Çoğu zaman ‘Çocuktur bir şey olmaz’ diyerek onlardan taşıyamayacakları yükler üstlenmelerinin bekleyip ne hissettiklerine karşı kayıtsız kalabiliyoruz. Fakat onların masum ve bir o kadar da derin dünyaları var; çok incitmemek gerek. İşte o çocuklardan bir kesim var; ebeveynleri cezaevlerinde. Suçları her ne olursa olsun; çocukları için onlar sadece anne ve baba, sığınacak bir liman, sevginin adı; hayattaki karşılığı...
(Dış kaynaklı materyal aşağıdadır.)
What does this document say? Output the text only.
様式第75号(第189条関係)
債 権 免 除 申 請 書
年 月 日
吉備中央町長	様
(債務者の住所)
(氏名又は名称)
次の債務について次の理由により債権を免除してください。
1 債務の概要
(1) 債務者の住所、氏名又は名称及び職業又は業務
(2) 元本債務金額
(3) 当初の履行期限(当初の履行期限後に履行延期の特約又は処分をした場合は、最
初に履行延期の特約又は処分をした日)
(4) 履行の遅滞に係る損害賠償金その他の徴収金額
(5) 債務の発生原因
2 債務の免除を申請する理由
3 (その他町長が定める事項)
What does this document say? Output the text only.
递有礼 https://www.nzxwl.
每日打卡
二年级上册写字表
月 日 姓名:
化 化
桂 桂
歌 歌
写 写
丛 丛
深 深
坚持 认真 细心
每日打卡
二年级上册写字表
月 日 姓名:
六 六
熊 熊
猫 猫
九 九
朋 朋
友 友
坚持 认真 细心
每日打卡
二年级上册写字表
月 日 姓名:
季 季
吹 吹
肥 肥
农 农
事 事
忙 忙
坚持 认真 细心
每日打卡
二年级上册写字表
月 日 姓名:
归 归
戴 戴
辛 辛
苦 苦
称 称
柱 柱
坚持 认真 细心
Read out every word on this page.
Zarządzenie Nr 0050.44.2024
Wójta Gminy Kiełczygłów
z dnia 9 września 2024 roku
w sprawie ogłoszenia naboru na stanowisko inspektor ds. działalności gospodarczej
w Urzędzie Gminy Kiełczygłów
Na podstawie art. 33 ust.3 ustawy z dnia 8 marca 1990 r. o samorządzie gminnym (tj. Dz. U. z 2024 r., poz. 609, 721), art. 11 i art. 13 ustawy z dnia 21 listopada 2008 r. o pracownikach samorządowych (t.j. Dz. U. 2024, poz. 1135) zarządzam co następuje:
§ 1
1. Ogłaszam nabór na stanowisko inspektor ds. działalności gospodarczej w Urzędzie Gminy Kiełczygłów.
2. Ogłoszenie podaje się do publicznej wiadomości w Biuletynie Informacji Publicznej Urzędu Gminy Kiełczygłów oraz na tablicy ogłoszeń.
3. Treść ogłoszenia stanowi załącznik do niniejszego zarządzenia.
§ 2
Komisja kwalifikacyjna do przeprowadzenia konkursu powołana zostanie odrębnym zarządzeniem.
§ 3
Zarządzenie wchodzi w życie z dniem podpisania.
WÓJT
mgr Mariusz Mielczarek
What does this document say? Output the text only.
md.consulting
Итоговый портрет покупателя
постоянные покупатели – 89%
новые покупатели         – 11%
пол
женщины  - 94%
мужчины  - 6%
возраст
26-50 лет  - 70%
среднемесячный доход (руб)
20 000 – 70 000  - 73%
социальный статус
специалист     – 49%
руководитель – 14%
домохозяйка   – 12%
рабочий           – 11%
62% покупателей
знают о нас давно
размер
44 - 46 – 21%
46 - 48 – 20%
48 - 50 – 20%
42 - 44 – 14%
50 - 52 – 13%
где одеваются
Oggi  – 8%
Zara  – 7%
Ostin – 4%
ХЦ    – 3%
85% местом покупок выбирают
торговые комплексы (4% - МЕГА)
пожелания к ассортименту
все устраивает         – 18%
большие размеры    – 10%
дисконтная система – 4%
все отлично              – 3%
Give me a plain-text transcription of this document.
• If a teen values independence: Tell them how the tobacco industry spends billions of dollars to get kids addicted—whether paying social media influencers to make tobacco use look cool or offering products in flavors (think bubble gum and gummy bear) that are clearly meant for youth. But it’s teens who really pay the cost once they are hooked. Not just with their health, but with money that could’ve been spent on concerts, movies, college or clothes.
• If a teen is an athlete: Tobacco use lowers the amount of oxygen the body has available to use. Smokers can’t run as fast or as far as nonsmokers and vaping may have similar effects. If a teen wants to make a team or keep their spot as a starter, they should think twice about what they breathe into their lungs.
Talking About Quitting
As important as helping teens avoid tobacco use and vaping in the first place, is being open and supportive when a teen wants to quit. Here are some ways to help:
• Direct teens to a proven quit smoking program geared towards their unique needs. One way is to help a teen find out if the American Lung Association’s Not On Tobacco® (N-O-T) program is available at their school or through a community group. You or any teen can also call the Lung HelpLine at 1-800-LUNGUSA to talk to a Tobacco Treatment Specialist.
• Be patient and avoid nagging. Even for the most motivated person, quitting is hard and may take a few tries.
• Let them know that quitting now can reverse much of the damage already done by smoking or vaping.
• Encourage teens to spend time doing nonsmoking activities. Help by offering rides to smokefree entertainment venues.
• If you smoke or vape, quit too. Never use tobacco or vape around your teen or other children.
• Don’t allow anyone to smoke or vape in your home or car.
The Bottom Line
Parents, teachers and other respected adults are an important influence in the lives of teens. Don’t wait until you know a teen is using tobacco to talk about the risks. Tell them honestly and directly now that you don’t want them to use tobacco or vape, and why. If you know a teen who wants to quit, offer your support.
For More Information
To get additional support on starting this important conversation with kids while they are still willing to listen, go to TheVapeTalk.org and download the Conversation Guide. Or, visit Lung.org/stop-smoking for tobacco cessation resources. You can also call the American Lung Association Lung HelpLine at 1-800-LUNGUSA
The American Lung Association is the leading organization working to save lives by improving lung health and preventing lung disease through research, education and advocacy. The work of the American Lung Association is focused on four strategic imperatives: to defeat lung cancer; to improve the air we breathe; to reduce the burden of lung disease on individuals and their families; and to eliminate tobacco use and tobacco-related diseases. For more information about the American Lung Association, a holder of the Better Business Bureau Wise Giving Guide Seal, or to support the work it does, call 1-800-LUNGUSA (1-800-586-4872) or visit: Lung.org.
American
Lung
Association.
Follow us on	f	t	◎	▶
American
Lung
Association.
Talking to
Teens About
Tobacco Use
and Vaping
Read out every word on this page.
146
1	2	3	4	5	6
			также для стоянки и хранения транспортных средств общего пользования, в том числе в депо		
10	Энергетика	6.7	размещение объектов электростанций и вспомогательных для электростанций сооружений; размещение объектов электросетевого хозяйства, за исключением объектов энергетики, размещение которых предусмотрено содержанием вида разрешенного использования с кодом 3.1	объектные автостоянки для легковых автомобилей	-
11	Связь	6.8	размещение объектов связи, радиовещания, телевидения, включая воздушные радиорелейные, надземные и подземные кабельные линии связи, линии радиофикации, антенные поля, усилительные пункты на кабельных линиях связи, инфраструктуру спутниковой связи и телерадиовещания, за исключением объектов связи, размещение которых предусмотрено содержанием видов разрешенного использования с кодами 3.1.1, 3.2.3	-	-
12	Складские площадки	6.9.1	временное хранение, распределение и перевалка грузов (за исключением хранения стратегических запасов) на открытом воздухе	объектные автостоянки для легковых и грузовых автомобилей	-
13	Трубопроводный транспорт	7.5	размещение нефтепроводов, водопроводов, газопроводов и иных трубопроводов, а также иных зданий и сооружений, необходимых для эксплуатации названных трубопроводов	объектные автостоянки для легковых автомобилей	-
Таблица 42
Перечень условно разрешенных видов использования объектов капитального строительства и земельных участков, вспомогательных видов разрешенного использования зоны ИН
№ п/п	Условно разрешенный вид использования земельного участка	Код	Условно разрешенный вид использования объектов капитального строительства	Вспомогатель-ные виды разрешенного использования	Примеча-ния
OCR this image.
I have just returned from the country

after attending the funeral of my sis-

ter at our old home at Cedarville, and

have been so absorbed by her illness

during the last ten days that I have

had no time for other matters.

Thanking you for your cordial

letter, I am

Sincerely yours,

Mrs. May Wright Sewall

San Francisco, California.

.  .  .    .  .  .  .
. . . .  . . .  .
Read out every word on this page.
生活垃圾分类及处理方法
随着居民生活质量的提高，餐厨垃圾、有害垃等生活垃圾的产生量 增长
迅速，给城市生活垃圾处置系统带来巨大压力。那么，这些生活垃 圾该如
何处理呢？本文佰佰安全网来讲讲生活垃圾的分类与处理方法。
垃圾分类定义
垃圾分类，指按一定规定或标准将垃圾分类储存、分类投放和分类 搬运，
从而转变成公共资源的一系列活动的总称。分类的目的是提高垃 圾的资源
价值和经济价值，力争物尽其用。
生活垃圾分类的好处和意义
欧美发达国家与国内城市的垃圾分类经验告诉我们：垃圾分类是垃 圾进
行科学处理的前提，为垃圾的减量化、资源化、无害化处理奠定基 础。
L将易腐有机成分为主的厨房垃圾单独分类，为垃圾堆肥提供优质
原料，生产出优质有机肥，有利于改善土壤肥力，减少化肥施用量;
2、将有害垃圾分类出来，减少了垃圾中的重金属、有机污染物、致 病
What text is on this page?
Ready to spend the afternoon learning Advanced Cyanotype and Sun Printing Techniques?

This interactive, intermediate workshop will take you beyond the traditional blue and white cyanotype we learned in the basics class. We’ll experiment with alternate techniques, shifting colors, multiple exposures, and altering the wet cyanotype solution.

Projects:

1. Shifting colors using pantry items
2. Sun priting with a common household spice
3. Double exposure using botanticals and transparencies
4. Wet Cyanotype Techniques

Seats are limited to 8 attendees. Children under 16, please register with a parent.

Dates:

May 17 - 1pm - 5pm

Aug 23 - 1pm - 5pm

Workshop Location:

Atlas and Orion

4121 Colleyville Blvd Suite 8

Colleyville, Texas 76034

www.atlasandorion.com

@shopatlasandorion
Fakat şu günlerde oyun oynamak, bisiklete binmek ya da ders çalışmak yerine anne ve babalarının hasretiyle, kaygı dolu günler yaşıyorlar. Seslerini de sosyal medyada ‘Tutsak Bebek’ler isimli hesaptan duyurmaya çalışıyorlar. Bir de ebeveynleriyle cezaevlerinde yaşamak zorunda olan çocuklar var. Peki her iki durumun yasal bir karşılığı var mı? Ve bu çocukları nasıl bir gelecek bekliyor?
1989 tarihinde Birleşmiş Milletler Genel Kurulu ‘Çocuk Haklarına Dair Sözleşme’yi hazırladı. İnsan Hakları Hukukçusu Kurtuluş Baştimar’a göre bu sözleşmenin üzerinden 30 yıl geçmesine karşın Türkiye’de çocuklara dair yasal ihlaller devam ediyor.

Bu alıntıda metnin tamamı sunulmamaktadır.